For my father’s memorial service, my sister suggested that I stand before the congregation and say, “We’d like to share with you exactly what it was like to live with our father. So let’s have a moment of silence.”

It’s not that Dad didn’t speak, it’s that he didn’t speak about the personal. He could rant against George McGovern and lift Richard Nixon up as a god, but remain entirely silent about my sister’s adolescent breakdown. A few years later, he declared my hero Jimmy Carter the “greatest embarrassment the White House has ever seen,” but didn’t say a word about my recent emergence from the closet.

Dad built his life on the foundations of a suburban existence: retirement plans, company loyalty, and a close-knit family that gathered to wave him down the street each morning and waited each night for his return. True to his class and time, he made himself a Manhattan before dinner and smoked incessantly. No one was going to change that.

But behind this rigid façade lay a man tragically eager to please. As kids we could always talk him into a double-scoop cone, if we could just get him away from Mom. As an adult, I learned that this tendency went much deeper.

Dad went to medical school because his parents told him to. Failing that, he accepted their second choice and became a mechanical engineer. In a rare moment of intimacy, on a father-son camping trip to the High Sierra, he confessed that his dream was to be a park ranger. I wonder what his life would have been if he’d had the courage to follow that ambition. Perhaps he would have found his voice leading nature hikes and campfire programs.

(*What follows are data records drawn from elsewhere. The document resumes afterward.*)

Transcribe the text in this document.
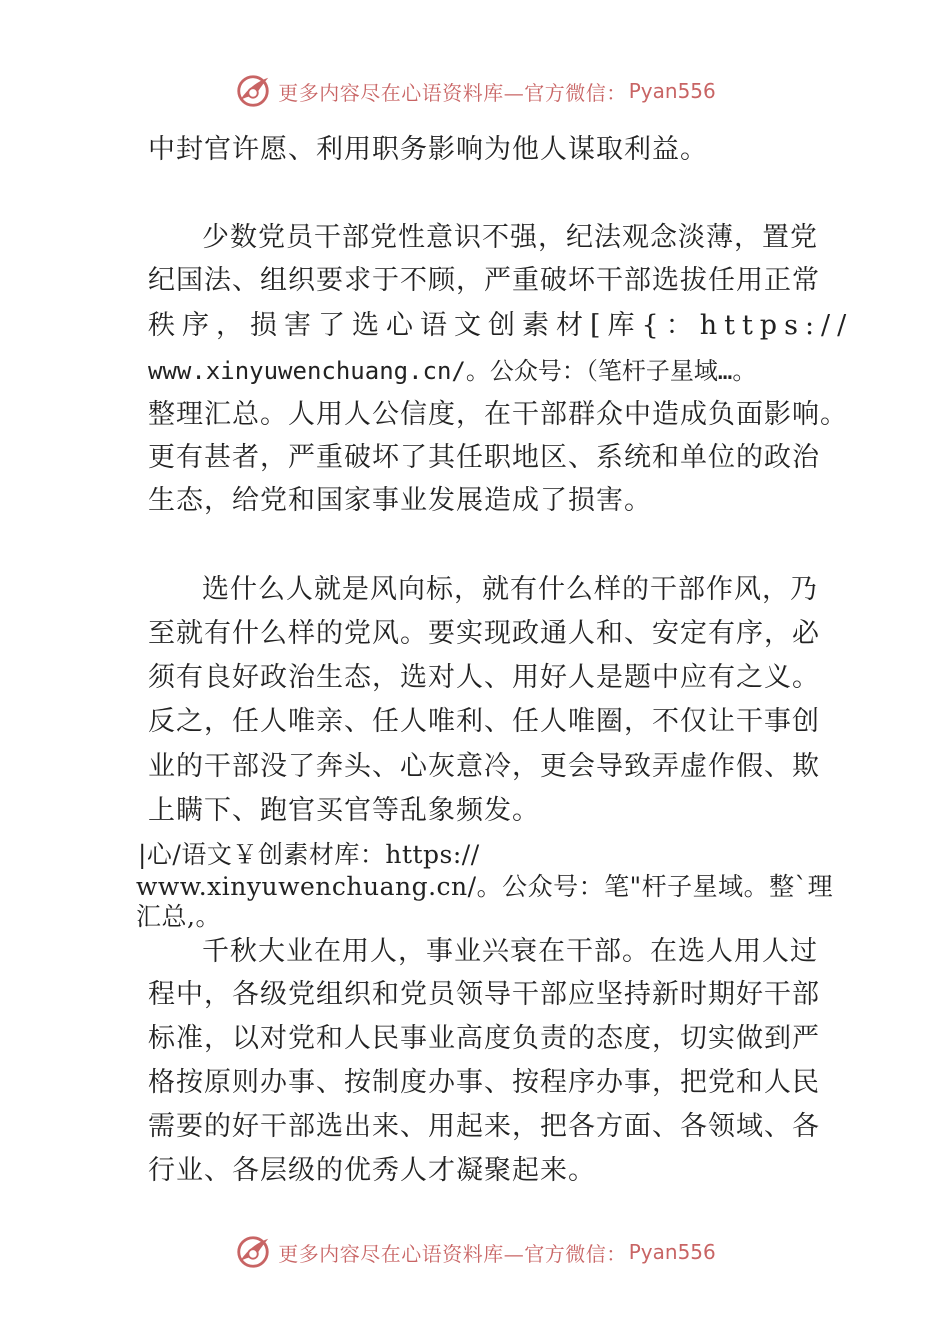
更多内容尽在心语资料库—官方微信： Pyan556
中封官许愿、利用职务影响为他人谋取利益。
少数党员干部党性意识不强，纪法观念淡薄，置党
纪国法、组织要求于不顾，严重破坏干部选拔任用正常
秩序，损害了选心语文创素材[库{：https://
www.xinyuwenchuang.cn/。公众号：（笔杆子星域…。
整理汇总。人用人公信度，在干部群众中造成负面影响。
更有甚者，严重破坏了其任职地区、系统和单位的政治
生态，给党和国家事业发展造成了损害。
选什么人就是风向标，就有什么样的干部作风，乃
至就有什么样的党风。要实现政通人和、安定有序，必
须有良好政治生态，选对人、用好人是题中应有之义。
反之，任人唯亲、任人唯利、任人唯圈，不仅让干事创
业的干部没了奔头、心灰意冷，更会导致弄虚作假、欺
上瞒下、跑官买官等乱象频发。
|心/语文￥创素材库：https://
www.xinyuwenchuang.cn/。公众号：笔"杆子星域。整`理
汇总,。
千秋大业在用人，事业兴衰在干部。在选人用人过
程中，各级党组织和党员领导干部应坚持新时期好干部
标准，以对党和人民事业高度负责的态度，切实做到严
格按原则办事、按制度办事、按程序办事，把党和人民
需要的好干部选出来、用起来，把各方面、各领域、各
行业、各层级的优秀人才凝聚起来。
更多内容尽在心语资料库—官方微信： Pyan556
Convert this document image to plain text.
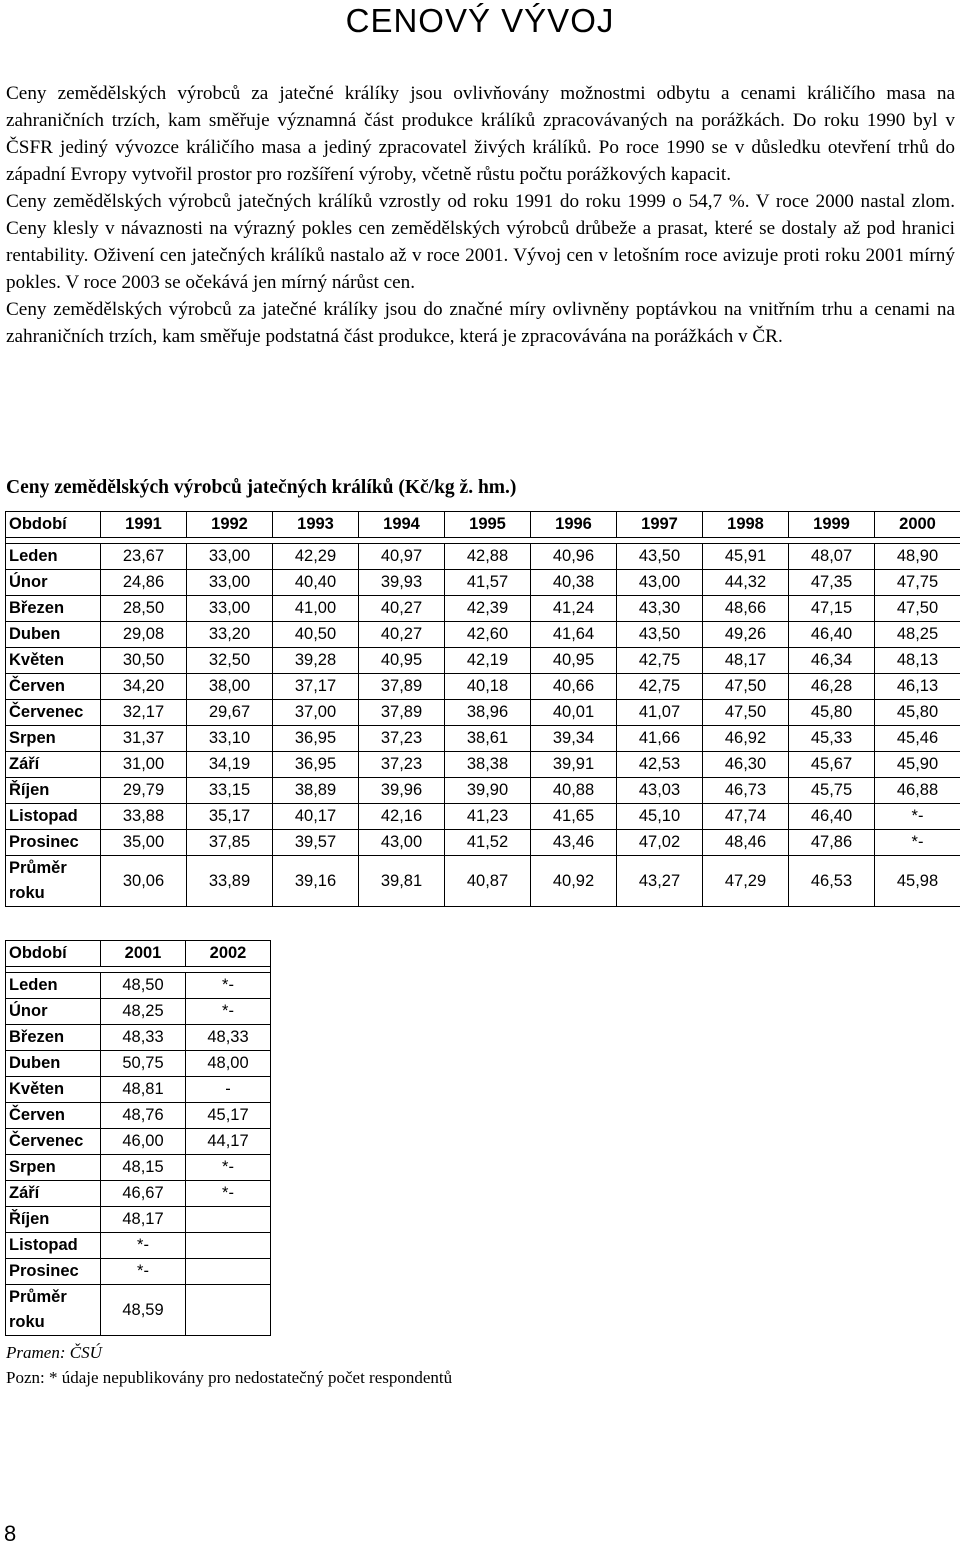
CENOVÝ VÝVOJ

Ceny zemědělských výrobců za jatečné králíky jsou ovlivňovány možnostmi odbytu a cenami králičího masa na zahraničních trzích, kam směřuje významná část produkce králíků zpracovávaných na porážkách. Do roku 1990 byl v ČSFR jediný vývozce králičího masa a jediný zpracovatel živých králíků. Po roce 1990 se v důsledku otevření trhů do západní Evropy vytvořil prostor pro rozšíření výroby, včetně růstu počtu porážkových kapacit.

Ceny zemědělských výrobců jatečných králíků vzrostly od roku 1991 do roku 1999 o 54,7 %. V roce 2000 nastal zlom. Ceny klesly v návaznosti na výrazný pokles cen zemědělských výrobců drůbeže a prasat, které se dostaly až pod hranici rentability. Oživení cen jatečných králíků nastalo až v roce 2001. Vývoj cen v letošním roce avizuje proti roku 2001 mírný pokles. V roce 2003 se očekává jen mírný nárůst cen.

Ceny zemědělských výrobců za jatečné králíky jsou do značné míry ovlivněny poptávkou na vnitřním trhu a cenami na zahraničních trzích, kam směřuje podstatná část produkce, která je zpracovávána na porážkách v ČR.

Ceny zemědělských výrobců jatečných králíků (Kč/kg ž. hm.)
Období	1991	1992	1993	1994	1995	1996	1997	1998	1999	2000

Leden	23,67	33,00	42,29	40,97	42,88	40,96	43,50	45,91	48,07	48,90
Únor	24,86	33,00	40,40	39,93	41,57	40,38	43,00	44,32	47,35	47,75
Březen	28,50	33,00	41,00	40,27	42,39	41,24	43,30	48,66	47,15	47,50
Duben	29,08	33,20	40,50	40,27	42,60	41,64	43,50	49,26	46,40	48,25
Květen	30,50	32,50	39,28	40,95	42,19	40,95	42,75	48,17	46,34	48,13
Červen	34,20	38,00	37,17	37,89	40,18	40,66	42,75	47,50	46,28	46,13
Červenec	32,17	29,67	37,00	37,89	38,96	40,01	41,07	47,50	45,80	45,80
Srpen	31,37	33,10	36,95	37,23	38,61	39,34	41,66	46,92	45,33	45,46
Září	31,00	34,19	36,95	37,23	38,38	39,91	42,53	46,30	45,67	45,90
Říjen	29,79	33,15	38,89	39,96	39,90	40,88	43,03	46,73	45,75	46,88
Listopad	33,88	35,17	40,17	42,16	41,23	41,65	45,10	47,74	46,40	*-
Prosinec	35,00	37,85	39,57	43,00	41,52	43,46	47,02	48,46	47,86	*-
Průměr roku	30,06	33,89	39,16	39,81	40,87	40,92	43,27	47,29	46,53	45,98
Období	2001	2002

Leden	48,50	*-
Únor	48,25	*-
Březen	48,33	48,33
Duben	50,75	48,00
Květen	48,81	-
Červen	48,76	45,17
Červenec	46,00	44,17
Srpen	48,15	*-
Září	46,67	*-
Říjen	48,17	
Listopad	*-	
Prosinec	*-	
Průměr roku	48,59	
Pramen: ČSÚ
Pozn: * údaje nepublikovány pro nedostatečný počet respondentů
8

Dad never broke the habit of trying to please his parents, but he made sure that we didn’t suffer the same fate. He applauded my high school theatricals and provided financial support for a creative college major. On my weekly calls home, he always made sure that I was writing, though he never inquired about the specifics.

True to his nature, he remained silent and stoic through my mother’s seven-year battle with cancer, and continued so when he was diagnosed himself two years after her death. During Dad’s final months, I bathed him, mopped up his bodily fluids, and listened for changes in his breathing. The only concern he voiced was for the future of his dog, an oversized Sheltie who watches as I write.

It was Dad’s Lutheran pastor who put his silence into context. Older congregants, he said, had expressed a need for guidance as they considered death’s approach. My father provided the model they were seeking. Church members who visited in his final weeks all returned with the same tale: Dad was quiet, uncomplaining, unafraid.

In the end, we didn’t ask for a moment of silence at Dad’s memorial service. Instead I shared a story about Saint Francis sending his brothers out to spread the Gospel and telling them, “If necessary, use words.” When one of Dad’s elderly neighbors caught my eye and smiled her appreciation, I knew we’d made the right choice.

Dad was a quiet man, but he renounced his parents’ prejudices, encouraged his children’s ambitions, overcame his own homophobia to welcome new family members, and remained a steady presence through his wife’s long illness. If St. Francis is right, and our actions speak louder than our words, you might say the man never shut up.